مَنْ أَحْدَثَ فِي أَمْرِنَا هَذَا مَا لَيْسَ مِنْهُ فَهُوَ رَدٌّ.

“Barangsiapa yang membuat hal baru dalam urusan kami ini (agama) yang tidak berasal darinya, maka hal itu tertolak.” (Muttafaq ‘Alaih).

Nabi shallallahu ‘alaihi wasallam bersabda,

عَلَيْكُمْ بِسُنَّتِيْ وَسُنَّةِ الْخُلَفَاءِ الرَّاشِدِيْنَ الْمَهْدِيِّيْنَ مِنْ بَعْدِيْ، عَضُّوْا عَلَيْهَا بِالنَّوَاجِذِ، وَإِيَّاكُمْ وَمُحْدَثَاتِ اْلأُمُوْرِ فَإِنَّ شَرَّ اْلأُمُوْرِ مُحْدَثَاتُهَا وَكُلَّ مُحْدَثَةٍ بِدْعَةٌ وَكُلَّ بِدْعَةٍ ضَلاَلَةٌ.
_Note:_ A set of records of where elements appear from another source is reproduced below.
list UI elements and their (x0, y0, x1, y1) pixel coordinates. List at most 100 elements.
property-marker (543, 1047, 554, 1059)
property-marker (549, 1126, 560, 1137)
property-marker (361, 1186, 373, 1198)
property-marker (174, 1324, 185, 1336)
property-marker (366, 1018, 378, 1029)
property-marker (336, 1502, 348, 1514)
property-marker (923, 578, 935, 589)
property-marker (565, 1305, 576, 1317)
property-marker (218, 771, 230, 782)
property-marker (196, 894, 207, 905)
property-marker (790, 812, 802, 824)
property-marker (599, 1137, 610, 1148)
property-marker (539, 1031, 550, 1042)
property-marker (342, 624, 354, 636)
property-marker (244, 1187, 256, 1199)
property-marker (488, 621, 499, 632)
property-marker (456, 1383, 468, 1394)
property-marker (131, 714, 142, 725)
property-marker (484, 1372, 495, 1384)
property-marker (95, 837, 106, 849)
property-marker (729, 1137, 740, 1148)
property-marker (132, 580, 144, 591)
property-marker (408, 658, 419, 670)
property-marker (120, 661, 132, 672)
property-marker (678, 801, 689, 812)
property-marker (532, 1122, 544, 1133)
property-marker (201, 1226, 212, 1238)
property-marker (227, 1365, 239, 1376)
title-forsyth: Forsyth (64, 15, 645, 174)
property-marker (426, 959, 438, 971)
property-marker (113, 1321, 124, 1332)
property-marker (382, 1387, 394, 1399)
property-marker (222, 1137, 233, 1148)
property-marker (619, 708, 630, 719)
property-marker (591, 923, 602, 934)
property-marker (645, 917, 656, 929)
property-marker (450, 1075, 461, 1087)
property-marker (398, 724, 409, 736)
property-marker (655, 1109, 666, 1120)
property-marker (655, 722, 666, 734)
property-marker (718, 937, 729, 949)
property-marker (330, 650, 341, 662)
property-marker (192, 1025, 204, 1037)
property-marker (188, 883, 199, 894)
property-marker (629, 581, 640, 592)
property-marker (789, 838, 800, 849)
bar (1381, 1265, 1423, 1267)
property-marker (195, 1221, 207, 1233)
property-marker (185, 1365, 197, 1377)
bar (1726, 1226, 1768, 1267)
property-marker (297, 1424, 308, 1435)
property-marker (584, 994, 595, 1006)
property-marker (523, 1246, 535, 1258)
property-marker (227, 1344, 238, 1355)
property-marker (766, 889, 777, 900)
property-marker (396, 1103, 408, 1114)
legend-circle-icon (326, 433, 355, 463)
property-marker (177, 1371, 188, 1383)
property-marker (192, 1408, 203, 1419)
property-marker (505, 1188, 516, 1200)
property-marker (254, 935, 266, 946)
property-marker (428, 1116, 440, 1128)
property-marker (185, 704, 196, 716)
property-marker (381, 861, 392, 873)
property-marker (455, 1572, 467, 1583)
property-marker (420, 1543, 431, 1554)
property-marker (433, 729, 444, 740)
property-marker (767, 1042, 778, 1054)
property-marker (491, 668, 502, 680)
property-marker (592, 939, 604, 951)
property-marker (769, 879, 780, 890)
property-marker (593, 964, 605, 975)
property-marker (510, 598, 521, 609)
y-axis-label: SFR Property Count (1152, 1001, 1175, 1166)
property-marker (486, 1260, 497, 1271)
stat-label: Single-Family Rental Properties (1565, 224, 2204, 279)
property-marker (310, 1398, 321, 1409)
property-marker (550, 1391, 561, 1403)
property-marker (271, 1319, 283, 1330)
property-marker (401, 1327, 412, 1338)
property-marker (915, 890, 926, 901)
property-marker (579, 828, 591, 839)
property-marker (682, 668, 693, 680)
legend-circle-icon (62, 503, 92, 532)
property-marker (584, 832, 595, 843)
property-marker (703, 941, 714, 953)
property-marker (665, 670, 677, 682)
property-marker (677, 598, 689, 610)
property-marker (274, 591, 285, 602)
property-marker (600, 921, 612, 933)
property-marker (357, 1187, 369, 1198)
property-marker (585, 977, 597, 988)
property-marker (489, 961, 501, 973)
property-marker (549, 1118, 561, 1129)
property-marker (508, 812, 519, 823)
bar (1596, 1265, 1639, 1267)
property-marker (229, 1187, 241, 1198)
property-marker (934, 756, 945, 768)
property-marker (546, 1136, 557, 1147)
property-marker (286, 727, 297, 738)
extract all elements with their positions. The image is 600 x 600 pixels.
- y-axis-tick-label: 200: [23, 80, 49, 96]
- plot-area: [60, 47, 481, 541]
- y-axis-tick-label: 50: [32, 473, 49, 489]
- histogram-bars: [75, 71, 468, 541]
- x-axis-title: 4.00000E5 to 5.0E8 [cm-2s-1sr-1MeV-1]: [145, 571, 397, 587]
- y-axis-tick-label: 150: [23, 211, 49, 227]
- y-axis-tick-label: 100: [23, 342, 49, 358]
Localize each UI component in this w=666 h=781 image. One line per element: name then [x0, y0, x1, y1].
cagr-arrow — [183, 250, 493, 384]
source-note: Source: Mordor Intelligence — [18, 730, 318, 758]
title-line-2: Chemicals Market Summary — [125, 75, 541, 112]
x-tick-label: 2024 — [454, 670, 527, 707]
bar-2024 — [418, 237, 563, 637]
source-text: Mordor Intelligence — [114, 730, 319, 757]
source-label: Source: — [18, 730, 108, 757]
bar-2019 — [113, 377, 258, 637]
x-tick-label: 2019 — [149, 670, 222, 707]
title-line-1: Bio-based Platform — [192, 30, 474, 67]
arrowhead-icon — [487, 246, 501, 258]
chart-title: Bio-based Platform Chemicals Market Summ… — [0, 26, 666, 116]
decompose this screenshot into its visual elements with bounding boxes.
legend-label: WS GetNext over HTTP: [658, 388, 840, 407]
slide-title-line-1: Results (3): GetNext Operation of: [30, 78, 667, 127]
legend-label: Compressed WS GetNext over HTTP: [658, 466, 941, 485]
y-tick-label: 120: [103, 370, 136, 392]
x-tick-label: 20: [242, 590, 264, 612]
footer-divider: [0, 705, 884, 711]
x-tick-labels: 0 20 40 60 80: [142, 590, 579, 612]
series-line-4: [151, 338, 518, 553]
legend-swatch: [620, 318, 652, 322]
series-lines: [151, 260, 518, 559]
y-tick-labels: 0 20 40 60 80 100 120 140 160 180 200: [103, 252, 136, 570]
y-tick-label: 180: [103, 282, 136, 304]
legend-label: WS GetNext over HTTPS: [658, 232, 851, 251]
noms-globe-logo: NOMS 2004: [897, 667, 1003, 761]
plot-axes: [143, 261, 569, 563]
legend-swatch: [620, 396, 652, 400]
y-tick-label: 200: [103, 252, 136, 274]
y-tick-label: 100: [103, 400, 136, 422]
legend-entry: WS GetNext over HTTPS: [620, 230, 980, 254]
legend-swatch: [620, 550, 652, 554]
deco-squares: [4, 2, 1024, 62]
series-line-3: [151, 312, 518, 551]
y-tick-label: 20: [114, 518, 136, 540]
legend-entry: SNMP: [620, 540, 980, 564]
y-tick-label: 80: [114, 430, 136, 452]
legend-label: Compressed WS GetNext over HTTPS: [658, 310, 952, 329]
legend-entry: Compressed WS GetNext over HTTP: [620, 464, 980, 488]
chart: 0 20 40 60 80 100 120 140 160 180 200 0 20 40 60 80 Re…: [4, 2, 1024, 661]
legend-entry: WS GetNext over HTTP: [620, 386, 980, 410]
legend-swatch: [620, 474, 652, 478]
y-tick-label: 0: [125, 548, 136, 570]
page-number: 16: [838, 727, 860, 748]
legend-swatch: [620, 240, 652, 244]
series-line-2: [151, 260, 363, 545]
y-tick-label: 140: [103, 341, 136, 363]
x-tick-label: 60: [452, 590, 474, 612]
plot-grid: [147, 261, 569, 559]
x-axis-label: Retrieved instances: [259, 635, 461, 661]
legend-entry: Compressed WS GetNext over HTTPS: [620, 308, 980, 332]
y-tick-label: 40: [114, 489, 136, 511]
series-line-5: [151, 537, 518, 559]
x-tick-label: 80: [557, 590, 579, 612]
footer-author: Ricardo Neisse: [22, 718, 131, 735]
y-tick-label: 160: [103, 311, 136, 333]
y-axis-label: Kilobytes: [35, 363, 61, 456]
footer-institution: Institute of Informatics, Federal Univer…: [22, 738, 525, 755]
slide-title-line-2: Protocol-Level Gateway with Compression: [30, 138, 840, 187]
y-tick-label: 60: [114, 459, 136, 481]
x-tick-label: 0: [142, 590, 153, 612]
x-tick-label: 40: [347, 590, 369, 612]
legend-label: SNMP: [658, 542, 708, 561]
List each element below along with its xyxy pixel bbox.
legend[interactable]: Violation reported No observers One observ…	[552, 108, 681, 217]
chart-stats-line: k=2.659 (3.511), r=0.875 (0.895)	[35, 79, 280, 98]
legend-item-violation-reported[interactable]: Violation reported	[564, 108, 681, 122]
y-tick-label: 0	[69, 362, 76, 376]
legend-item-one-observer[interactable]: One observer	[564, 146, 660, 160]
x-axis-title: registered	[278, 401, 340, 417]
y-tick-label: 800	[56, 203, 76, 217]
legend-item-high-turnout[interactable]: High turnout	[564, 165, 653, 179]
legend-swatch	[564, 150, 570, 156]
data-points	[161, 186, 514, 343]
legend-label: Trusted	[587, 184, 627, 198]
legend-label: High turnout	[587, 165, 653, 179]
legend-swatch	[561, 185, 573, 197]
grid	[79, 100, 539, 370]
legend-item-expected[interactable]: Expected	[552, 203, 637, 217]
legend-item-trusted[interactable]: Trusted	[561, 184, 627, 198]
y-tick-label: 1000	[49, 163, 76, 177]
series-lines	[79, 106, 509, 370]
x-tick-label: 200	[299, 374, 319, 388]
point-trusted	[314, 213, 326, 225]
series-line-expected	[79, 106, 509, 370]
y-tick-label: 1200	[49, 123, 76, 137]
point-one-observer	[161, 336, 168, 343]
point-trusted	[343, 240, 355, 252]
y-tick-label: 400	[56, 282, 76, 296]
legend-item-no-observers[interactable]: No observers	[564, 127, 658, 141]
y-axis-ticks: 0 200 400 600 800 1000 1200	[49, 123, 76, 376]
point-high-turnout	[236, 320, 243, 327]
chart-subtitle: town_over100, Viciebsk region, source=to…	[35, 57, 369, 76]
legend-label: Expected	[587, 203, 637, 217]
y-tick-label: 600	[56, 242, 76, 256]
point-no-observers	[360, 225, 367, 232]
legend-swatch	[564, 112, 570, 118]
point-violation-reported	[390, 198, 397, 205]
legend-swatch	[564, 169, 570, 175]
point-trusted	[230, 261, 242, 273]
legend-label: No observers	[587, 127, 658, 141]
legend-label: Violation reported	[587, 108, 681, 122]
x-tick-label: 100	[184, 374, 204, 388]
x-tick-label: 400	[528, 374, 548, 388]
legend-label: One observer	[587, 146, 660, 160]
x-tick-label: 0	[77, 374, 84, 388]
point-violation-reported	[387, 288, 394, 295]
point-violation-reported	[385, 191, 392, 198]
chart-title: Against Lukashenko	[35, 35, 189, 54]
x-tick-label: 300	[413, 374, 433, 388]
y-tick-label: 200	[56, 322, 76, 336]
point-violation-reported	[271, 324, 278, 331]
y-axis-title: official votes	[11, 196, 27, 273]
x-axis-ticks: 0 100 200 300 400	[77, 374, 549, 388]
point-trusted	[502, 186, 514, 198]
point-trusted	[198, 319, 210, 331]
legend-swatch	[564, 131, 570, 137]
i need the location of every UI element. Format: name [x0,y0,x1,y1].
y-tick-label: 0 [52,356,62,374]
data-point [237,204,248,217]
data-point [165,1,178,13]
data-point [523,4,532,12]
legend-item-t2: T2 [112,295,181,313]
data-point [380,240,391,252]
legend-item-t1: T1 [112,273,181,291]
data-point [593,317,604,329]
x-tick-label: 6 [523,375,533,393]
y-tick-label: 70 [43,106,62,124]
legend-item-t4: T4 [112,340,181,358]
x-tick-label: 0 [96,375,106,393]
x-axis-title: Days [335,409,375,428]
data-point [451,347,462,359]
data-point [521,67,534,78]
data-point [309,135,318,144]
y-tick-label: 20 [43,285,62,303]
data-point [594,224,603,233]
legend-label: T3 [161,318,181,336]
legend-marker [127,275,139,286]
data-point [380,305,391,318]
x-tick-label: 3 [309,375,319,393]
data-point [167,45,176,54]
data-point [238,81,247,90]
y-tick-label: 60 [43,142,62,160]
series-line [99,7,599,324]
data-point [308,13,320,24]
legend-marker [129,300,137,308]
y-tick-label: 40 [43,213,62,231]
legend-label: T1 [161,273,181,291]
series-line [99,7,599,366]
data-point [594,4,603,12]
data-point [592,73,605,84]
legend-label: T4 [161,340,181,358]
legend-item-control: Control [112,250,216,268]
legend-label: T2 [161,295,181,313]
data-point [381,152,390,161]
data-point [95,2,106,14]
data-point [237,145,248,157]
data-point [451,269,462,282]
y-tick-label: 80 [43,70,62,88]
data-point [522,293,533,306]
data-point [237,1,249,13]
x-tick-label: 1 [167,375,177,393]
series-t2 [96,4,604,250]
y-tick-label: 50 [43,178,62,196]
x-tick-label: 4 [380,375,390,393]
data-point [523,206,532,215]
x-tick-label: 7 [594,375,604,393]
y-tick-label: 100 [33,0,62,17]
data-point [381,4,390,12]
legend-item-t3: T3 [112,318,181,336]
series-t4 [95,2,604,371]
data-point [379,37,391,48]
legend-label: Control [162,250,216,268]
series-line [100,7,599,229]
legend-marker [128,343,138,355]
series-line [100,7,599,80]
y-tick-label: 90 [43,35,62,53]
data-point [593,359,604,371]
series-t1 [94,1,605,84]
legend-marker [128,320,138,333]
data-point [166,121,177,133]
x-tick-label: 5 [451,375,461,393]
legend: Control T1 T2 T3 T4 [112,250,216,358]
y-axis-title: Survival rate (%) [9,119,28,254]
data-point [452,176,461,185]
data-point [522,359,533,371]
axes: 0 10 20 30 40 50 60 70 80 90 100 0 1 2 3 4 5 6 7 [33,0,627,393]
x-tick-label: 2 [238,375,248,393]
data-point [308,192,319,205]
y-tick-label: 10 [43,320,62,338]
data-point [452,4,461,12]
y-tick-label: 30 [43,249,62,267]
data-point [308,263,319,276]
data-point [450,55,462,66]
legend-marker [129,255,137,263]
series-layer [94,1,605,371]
“Hendaklah kalian memegang teguh sunnahku dan sunnah para khalifah setelahku yang lurus dan mendapat petunjuk, gigitlah itu dengan gigi gerahammu, dan jauhilah oleh kalian hal-hal baru yang diada-adakan, karena seburuk-buruk perkara adalah hal-hal baru yang diada-adakan, dan setiap hal baru yang diada-adakan adalah bid’ah, dan setiap bid’ah adalah sesat.” (Diriwayatkan oleh Abu Daud, At-Tirmidzi, Ibnu Hibban dan Al-Hakim).

Kemudian mengenai syarat harus adanya keikhlasan dan kebenaran (sesuai petunjuk) agar diterimanya amal, ditunjukkan oleh firman Allah Subhaanahu Wata’ala, “Barangsiapa mengharap perjumpaan dengan Rabbnya maka hendaklah ia mengerjakan amal yang shalih dan janganlah ia mempersekutukan seorang pun dalam beribadat kepada Rabbnya.” (Al-Kahfi: 110), Yakni hendaklah mengerjakan amal shalih dengan ikhlas karena Allah dan dilaksanakan dengan benar sesuai dengan petunjuk Rasulullah shallallahu ‘alaihi wasallam. Itulah kedua rukun amal shalih yang diterima, yakni: ikhlas dan benar.

Dalam ayat lain Allah berfirman, “Yang menjadikan mati dan hidup, supaya Dia menguji kamu, siapa di antara kamu yang lebih baik amalnya.” (Al-Mulk: 2). Yang lebih baik amalnya adalah yang paling ikhlas dan paling benar.